Security analysts used to spend a large part of their time on grunt work: combing through logs, checking who connected to the VPN, investigating why a firewall had fired. When you’re dealing with hundreds of near-identical notifications, it’s very easy to let something slip through.
That’s roughly what happened with the Target attack we discussed earlier. The FireEye software the company had in place did detect the problem: unusual activity had been picked up in network traffic on the internal servers of the payment network. It notified the monitoring team in Bangalore. The monitoring team passed it on to the information security team in the US. But with such a high volume of alerts coming in, the analyst in the US simply ignored the signal — writing it off as a routine event.
One of the security team’s goals here is to cut down the false positive rate and strip out some of the routine work. With Zero Trust, handling that routine gets automated.

The system checks every access request against conditional policies on its own and picks up on suspicious behavior — but it doesn’t have to reject the request outright. It doesn’t lock everyone out at the first sign of suspicion, the way things sometimes worked before.
Conditional access policies can prompt for additional verification instead. If a behavioral pattern looks suspicious, the system asks for a second factor — an extra check via email, device, or another channel.
The upshot is less of a headache for the user. Less manual work for the security team.
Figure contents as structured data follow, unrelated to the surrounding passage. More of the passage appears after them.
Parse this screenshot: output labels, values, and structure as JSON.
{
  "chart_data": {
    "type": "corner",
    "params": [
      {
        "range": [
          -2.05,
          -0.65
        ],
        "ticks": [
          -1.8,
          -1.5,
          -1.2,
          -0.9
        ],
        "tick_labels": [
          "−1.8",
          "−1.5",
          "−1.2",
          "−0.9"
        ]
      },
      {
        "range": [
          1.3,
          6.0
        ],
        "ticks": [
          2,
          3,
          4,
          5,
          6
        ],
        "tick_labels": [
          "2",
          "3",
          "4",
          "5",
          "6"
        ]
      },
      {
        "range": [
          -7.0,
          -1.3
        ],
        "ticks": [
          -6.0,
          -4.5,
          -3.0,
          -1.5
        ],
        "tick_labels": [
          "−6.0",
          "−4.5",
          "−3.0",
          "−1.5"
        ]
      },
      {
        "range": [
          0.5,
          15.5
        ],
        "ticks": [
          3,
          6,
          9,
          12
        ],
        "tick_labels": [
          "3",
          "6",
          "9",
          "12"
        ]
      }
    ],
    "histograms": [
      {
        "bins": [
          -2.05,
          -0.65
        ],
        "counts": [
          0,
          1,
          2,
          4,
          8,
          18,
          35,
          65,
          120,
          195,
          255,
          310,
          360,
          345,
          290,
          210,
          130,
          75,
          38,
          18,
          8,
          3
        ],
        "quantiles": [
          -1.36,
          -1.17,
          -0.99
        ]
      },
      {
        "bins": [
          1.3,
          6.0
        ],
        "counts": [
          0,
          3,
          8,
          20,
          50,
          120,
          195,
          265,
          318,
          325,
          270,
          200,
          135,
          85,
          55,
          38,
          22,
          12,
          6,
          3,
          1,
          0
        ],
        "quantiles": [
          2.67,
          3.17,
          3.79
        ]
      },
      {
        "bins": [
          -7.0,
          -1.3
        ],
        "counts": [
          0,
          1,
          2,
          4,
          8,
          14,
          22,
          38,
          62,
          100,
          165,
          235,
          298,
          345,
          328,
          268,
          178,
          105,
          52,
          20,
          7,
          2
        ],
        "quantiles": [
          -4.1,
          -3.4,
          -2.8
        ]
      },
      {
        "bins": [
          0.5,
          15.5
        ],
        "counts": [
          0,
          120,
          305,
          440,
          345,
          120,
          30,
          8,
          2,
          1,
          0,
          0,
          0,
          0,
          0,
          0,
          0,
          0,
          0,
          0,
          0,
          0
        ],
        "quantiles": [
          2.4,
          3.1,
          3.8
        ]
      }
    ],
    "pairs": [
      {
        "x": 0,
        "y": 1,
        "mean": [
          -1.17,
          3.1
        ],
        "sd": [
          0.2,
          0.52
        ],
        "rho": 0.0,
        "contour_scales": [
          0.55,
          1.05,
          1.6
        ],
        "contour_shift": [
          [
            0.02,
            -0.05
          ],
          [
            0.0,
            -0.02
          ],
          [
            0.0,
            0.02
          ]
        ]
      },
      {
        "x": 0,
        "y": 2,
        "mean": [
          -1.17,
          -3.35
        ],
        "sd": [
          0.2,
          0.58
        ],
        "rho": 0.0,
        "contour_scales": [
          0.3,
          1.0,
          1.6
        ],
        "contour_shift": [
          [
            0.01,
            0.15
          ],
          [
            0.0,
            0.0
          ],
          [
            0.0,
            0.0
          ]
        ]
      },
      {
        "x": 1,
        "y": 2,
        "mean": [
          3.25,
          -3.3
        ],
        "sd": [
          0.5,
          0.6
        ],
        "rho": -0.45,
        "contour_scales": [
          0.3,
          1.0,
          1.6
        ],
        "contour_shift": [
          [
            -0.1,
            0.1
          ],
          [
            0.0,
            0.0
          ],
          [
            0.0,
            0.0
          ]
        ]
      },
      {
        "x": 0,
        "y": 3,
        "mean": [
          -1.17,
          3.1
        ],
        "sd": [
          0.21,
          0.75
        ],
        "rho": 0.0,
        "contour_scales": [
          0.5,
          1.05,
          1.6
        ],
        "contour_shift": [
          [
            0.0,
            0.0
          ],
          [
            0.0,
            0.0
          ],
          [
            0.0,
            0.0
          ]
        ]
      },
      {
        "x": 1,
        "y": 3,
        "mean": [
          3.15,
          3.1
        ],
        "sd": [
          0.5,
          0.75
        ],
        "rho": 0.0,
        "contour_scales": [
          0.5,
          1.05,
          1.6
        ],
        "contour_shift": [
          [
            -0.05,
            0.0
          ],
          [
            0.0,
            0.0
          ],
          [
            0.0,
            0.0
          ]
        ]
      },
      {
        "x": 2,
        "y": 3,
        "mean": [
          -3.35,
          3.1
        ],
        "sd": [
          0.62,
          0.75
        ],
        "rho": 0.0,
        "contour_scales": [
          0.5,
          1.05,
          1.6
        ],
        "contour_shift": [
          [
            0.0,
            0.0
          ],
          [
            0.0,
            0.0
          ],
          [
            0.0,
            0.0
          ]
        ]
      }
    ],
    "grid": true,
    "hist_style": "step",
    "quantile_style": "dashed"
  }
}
Humans stay in the picture where automation still can’t keep up: working through complex incidents that require context a behavioral AI model may simply not have access to. Information security professionals are gradually moving away from the role of firefighters rushing in to put out flames. They’re becoming the people who build the policies that stop those fires from breaking out in the first place.
2Digital: Let’s talk about metrics. How do you measure whether Zero Trust is actually working?
Artem: Let’s start with attack detection speed. When an attack isn’t discovered until days, weeks, or months later — as was the case with SolarWinds — it creates an enormous amount of risk. Implementing Zero Trust generates a continuous stream of data on every access request. That data is centralized and analyzed, which means anomalies can be detected much earlier.
Blast radius matters too. With Zero Trust in place, it should shrink down to a specific node. If a particular element of the infrastructure is compromised, Zero Trust should contain the spread to the rest of the infrastructure.
If that can’t be achieved straight away, the average blast radius across all infrastructure elements should still be trending downward. This is measured through threat model updates.
Another metric is excessive privileges. It’s very straightforward to measure: you look at how many users have more access rights than they need. As Zero Trust is rolled out, that number should be moving toward zero.
Regulatory compliance is less of a metric and more of an outcome — the ability to meet regulatory requirements. For banks and fintech, there’s PCI DSS for handling card data, and DORA, which applies to the digital operational resilience of the financial sector across the EU.
Implementing Zero Trust makes it considerably easier to stay on top of these requirements. For example, how many findings came up in the last security audit, and how many have been closed out. That’s a language you can use not just with the information security team, but with senior management and the board of directors.
If the Zero Trust implementation consistently delivers strong results in security audits, makes certifications smoother, and keeps you on the right side of regulators, that’s a very compelling metric to bring to a business conversation.
And finally — the cost of incidents. The key question here isn’t just how many attacks occurred, but how much each successful attack ultimately cost the business. That includes downtime, recovery time, fines, and reputational damage.
Zero Trust should be driving that number down directly.